I CAN lift it, the first few feet are easy, then it gets difficult. Once half the door gets past the curve of the track it is very easy to hold there.
It of course could be the springs, and probably is. But look at other areas too. Look at things like the tracts on each side of the door to see if they are parallel to each other - the same distance apart from each other. Could be one of the tracts is out of adjustment and the door is binding. Also look at the rollers and the shaft to see if they are lubricated. Are the rollers binding in one of the tracts? On mine, right where the vertical tract joins the curved tract there was a bent lip on the curved section. When the roller passed that bent place it would stick a bit and cause the door to shift and shutter. Do the rollers turn as the door is going up? Maybe one of the tracts is squeezed together binding one of the rollers. Make sure the hinges on each door section are in good shape and lubricated. Sounds like when the door is hinging going around the curve is when you are having your problems. Maybe one of the hinges is bent? Sticking? Loose?

You also mentioned that the "hitch" was popping open when the door arrived at its full open position.
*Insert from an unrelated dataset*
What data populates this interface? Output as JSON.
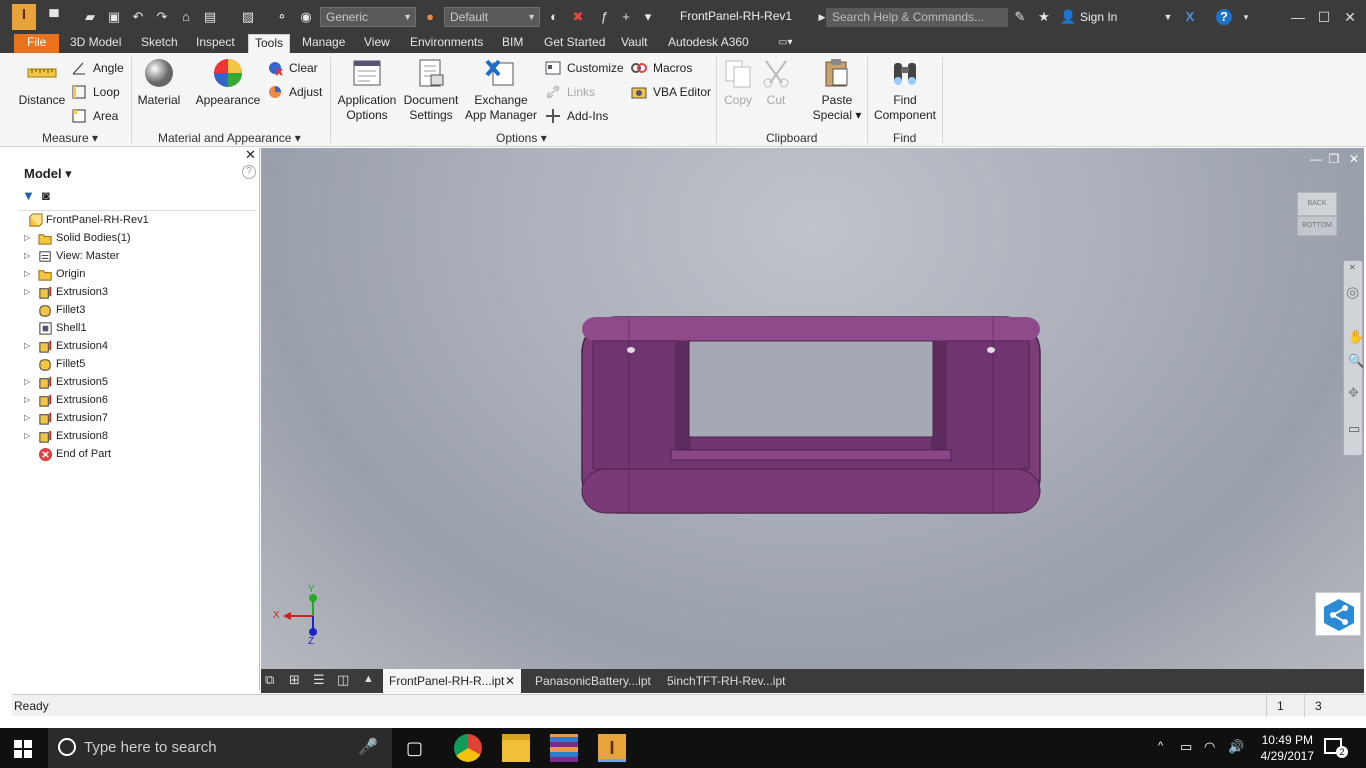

Un-hitch the door and open it. Does the door stop at a point before the door opener normally opens the to? Maybe the door is hitting a stop, but the opener is trying to pull the door past that stop. There is an adjustment for that.

Alan 03-31-2011 09:18 AM

Got a pro out there yesterday. He said the last installer (from out of town, they left their sticker by the button) did not use the proper springs, the cables are cutting into the rails which I did not notice when I first looked at it, and the door (wooden) is not in the greatest shape, although I think it would last a couple more years . . . .

He reccomended just replacing the door since everything else needs to be worked over, and I agree. Why fix all that other stuff and put a piece o' crap door back on it?

$2300 for 20' door, springs, and new rails. Opener is another 400 on top of this if needed.

Going to get some other quotes. :thumbup:

ThatDaveGuy 03-31-2011 08:15 PM

Well, you had a 20' wooden door w/ extension springs? Be very glad you didn't tinker with it, that monster coulda eaten you.

Just out of curiosity, what brand of door is he trying to sell you for that $2300?